V. The journey of life is much like a story that must be written by the main character. Whether one decides to be a protagonist, or a sort of anti-hero, is up to them. As a child grows conscious of his surroundings he accumulates these experiences into his being. This is a necessary part of self-development and one that happens organically, as a plant photosynthesizes light as it matures. Nevertheless, there comes a point in one’s life wherein he is forced with a decision to embark gallantly on the odyssey or shirk back into complacency. An acceptance of this calling-forth whether by freewill or by fate, invariably leads to a broadening, an opening up. As a dam is finally bursted open, or a levee breaks, when new waters flood the source, so too does the human soul expand by this voyage, this departure or broadening.

For it is written that man shall leave his father and mother and cleave to his wife (Gen 2:24); but, it is also written that a prophet has no honor in his hometown (Mark 6:4). Thus ought man to leave his town of birth and cleave to his new mistress: the world! For too much of the same results in noxious affects and deleterious consequences, much like the inbreeding of a closed-off community. Thus, the magnanimous man is a cosmopolitan man. Whereas the small-souled man is a provincial man: complacent, feckless and incorrigible. Is it any wonder that he speaks but one language?

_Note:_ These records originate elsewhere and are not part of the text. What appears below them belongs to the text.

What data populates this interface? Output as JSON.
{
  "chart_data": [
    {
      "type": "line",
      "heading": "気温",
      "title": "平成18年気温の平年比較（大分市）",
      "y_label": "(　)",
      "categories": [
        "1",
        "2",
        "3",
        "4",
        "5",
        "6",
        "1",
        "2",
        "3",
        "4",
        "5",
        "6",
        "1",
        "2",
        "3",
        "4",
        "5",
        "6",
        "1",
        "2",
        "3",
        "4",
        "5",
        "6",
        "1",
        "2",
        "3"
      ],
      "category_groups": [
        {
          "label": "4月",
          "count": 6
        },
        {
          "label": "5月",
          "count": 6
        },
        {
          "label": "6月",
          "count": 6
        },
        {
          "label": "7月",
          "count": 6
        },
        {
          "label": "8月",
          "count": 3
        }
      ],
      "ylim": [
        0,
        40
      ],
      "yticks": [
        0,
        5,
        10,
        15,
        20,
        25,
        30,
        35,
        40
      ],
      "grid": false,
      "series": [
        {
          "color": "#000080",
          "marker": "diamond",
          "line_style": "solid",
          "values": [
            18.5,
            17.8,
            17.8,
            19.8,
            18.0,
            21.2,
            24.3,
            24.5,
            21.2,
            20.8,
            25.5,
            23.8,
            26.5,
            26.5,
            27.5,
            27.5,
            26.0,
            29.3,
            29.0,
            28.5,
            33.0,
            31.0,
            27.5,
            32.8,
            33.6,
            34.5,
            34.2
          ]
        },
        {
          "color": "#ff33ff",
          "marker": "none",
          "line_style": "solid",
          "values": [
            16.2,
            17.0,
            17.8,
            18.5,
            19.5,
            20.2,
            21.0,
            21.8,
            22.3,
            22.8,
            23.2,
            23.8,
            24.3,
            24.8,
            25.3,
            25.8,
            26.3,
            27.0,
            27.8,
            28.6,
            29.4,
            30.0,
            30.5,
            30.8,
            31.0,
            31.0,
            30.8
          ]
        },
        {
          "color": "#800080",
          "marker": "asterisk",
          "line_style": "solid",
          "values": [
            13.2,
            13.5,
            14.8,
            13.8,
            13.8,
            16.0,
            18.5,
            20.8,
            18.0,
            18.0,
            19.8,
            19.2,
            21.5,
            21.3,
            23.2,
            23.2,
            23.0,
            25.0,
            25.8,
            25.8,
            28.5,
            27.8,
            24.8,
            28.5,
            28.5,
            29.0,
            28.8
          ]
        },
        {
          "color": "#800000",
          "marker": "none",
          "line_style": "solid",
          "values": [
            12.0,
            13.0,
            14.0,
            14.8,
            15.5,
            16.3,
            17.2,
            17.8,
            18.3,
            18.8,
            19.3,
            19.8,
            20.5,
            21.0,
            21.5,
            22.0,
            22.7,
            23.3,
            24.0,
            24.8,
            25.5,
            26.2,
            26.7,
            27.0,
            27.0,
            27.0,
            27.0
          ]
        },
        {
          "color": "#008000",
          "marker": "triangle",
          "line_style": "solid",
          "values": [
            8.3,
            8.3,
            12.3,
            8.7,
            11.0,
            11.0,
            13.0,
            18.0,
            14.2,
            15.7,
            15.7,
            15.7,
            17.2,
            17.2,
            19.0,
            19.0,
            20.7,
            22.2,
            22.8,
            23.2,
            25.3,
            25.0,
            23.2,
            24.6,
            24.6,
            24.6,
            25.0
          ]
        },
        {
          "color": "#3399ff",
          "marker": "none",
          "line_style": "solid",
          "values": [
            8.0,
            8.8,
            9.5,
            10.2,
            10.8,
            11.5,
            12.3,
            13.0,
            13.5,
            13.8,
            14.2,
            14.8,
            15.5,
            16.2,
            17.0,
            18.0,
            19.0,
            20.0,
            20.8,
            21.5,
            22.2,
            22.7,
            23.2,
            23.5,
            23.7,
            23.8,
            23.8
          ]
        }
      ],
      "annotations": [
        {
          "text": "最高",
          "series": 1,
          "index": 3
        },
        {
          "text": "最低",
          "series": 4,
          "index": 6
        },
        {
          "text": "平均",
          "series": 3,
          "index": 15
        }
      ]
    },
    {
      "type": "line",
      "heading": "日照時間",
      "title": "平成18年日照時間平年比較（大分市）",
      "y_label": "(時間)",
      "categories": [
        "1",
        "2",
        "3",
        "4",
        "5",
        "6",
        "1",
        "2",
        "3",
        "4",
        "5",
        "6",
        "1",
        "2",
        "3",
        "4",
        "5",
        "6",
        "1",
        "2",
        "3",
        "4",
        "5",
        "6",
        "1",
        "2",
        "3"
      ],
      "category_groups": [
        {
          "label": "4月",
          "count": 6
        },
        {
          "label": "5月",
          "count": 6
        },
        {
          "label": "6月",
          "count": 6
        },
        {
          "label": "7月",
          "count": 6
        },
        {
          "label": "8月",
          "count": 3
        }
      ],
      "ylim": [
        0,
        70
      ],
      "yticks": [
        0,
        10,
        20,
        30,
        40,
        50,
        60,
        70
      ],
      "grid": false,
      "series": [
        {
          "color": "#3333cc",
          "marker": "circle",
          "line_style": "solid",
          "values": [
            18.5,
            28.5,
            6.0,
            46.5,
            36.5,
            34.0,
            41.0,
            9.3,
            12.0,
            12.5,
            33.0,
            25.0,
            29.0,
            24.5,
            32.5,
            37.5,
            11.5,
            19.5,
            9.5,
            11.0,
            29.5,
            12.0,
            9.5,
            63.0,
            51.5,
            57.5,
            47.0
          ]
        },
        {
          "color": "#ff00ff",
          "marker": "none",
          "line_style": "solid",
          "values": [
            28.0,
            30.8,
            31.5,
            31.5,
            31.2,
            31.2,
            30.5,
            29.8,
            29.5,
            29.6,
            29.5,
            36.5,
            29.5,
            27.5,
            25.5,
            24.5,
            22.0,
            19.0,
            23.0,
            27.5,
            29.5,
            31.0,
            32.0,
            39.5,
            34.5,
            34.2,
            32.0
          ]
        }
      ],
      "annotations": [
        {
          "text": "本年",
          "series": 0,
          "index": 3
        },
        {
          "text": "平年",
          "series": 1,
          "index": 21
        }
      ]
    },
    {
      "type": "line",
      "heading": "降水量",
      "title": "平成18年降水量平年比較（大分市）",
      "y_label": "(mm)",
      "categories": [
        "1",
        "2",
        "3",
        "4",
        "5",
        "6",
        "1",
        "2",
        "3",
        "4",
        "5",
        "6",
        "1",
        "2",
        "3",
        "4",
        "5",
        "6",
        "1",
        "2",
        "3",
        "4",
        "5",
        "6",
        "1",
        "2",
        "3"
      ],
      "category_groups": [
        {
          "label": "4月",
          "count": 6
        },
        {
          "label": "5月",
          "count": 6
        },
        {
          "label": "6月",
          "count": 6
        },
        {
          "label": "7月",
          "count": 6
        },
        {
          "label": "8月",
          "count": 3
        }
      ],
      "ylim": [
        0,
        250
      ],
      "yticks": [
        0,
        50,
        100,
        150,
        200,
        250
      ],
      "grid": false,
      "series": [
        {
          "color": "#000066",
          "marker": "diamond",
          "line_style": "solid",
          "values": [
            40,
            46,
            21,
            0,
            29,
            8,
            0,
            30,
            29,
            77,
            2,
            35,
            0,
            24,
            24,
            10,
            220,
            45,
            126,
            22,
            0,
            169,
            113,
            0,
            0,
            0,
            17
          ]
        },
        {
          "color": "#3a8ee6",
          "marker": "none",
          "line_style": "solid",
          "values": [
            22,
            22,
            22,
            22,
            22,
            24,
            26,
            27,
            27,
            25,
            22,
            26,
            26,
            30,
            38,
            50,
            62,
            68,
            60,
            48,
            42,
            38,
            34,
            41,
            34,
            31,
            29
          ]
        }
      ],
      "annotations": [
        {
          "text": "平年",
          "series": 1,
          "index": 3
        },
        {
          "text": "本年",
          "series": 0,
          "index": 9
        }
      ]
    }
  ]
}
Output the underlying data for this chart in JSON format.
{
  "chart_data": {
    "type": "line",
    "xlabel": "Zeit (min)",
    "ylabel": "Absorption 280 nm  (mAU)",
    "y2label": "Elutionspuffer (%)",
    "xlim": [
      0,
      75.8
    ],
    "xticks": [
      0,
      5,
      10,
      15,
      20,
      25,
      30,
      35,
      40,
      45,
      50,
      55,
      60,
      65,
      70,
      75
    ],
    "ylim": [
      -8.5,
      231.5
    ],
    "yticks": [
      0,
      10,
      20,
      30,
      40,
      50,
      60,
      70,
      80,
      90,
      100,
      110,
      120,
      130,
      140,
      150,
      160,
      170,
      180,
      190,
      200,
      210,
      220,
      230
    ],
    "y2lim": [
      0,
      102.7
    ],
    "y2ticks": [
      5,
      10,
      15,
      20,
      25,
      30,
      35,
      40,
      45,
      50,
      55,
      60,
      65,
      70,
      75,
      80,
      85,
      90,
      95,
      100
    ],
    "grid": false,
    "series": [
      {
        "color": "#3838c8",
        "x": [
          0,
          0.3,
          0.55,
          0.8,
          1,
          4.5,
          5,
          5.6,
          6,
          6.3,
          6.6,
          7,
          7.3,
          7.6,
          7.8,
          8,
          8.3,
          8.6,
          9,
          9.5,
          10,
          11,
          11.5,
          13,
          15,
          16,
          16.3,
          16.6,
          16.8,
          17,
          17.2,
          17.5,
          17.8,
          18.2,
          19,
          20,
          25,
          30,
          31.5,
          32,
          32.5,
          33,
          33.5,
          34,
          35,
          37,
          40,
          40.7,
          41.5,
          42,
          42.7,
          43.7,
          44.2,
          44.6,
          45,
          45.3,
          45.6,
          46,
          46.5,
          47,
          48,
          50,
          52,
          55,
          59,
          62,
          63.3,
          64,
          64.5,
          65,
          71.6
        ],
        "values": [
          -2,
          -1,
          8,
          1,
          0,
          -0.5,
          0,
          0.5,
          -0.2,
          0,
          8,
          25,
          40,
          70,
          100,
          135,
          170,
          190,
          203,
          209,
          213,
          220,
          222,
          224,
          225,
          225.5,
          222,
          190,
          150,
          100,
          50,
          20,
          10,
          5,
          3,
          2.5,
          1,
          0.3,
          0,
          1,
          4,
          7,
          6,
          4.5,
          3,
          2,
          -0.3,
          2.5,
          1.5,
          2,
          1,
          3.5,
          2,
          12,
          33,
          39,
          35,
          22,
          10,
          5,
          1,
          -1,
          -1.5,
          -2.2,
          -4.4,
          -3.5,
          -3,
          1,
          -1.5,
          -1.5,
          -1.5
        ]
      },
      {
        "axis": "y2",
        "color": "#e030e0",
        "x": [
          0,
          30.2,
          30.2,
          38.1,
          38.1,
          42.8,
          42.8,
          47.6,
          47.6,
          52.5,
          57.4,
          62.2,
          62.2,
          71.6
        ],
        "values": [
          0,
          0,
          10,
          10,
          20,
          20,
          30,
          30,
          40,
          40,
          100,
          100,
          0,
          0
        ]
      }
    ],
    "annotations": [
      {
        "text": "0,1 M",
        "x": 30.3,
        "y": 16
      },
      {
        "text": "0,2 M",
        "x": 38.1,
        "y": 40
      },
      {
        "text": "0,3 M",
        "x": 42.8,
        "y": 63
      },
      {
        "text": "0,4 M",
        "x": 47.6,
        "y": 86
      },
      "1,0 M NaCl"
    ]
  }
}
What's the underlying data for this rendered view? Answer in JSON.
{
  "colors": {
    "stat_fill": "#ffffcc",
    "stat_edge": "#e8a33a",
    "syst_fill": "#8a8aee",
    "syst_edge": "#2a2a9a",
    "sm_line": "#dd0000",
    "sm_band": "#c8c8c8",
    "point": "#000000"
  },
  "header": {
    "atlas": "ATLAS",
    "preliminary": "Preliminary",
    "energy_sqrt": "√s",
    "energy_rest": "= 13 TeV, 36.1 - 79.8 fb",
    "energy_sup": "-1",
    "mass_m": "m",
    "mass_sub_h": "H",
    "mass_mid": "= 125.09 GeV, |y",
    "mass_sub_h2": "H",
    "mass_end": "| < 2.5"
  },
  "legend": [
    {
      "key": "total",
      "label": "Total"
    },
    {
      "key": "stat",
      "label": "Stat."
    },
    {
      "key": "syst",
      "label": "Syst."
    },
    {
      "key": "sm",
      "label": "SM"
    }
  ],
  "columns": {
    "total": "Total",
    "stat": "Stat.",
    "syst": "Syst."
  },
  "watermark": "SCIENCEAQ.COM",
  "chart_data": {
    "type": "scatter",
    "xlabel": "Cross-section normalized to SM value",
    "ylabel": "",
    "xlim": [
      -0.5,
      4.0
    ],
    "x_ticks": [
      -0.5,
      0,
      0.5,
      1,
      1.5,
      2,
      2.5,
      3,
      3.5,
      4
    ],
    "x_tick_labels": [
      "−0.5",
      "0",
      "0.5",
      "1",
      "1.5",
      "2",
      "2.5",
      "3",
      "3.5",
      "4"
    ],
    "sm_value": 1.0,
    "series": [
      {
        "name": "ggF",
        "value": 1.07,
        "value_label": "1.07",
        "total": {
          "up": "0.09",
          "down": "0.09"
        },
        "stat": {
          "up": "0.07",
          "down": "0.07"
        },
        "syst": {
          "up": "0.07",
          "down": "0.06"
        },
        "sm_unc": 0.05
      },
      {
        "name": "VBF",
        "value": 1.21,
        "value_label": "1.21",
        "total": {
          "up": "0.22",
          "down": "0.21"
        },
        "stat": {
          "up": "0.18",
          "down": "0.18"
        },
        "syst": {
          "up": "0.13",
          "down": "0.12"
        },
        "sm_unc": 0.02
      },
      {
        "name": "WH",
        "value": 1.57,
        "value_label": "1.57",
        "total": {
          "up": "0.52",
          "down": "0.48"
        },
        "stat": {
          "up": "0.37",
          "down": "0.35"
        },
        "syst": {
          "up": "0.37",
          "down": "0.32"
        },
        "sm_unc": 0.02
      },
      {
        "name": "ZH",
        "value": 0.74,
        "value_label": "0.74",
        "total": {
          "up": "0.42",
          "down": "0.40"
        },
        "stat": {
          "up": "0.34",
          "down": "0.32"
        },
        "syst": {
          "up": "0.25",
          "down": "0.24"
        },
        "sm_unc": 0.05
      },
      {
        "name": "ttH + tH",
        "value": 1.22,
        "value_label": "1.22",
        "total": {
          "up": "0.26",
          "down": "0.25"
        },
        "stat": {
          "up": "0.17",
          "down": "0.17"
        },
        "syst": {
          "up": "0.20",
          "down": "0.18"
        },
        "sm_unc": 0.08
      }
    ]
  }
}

VI. Notwithstanding nationality or skin color, all men yawn just the same: thus it is that boredom attacks indiscriminately.

VII. Survival of the fittest saw that the fastest, most cunning, strongest, &c, of our species survived. So, too, shall our finger length increase in order to grip the iPhone 23.

VIII. Trans-humanism has arrived earlier than expected and the futurists are sorely disappointed: smart phone in hand and…scoliosis!

IX. Human beings are desperate to find extraterrestrial life so as to justify their forlorn existence and satiate their feelings of desolation–unfortunately, Mars lies uninhabitable and earth remains inhospitable.


X. After the attacks on 9/11/2001, there was a revived patriotism in America. The “glory years” were yet again relived. This is no more encapsulated than in the photograph by Alfred Eisenstadt called V-J Day in Times Square. Church attendance rose starkly, and a jingoist fervor (or more accurately a fever, that is to say, sickness) swept over our nation. This, however, was short lived. A country that still unabashedly calls herself “the greatest country in the world” is utterly devoid of any and all real culture. We have satisfied ourselves on imitation of past epochs of genuine creativity and have only the remnants of a military industrial complex that justifies our alleged American democratic values. Yet, even this is waning weaker with the waxing of the Orient.

Do we as a society still know the suffering that once made us great? One need not look further than the industriousness of a nation’s workforce for the answer. But, fear ye not, and in no wise fall into a panic. Rome languished for another generation after the sack by the Visigoths in CDX (410) A.D. For all of Rome’s enduring legacy, they nevertheless were supplanted. And all this talk of reforming our public education, or rather, of the abandoning thereof in favor of private institutions through school choice…for what? And what of return to classical pedagogies? Well, we still speak English and wear pants. Togas are reserved for fraternity parties only!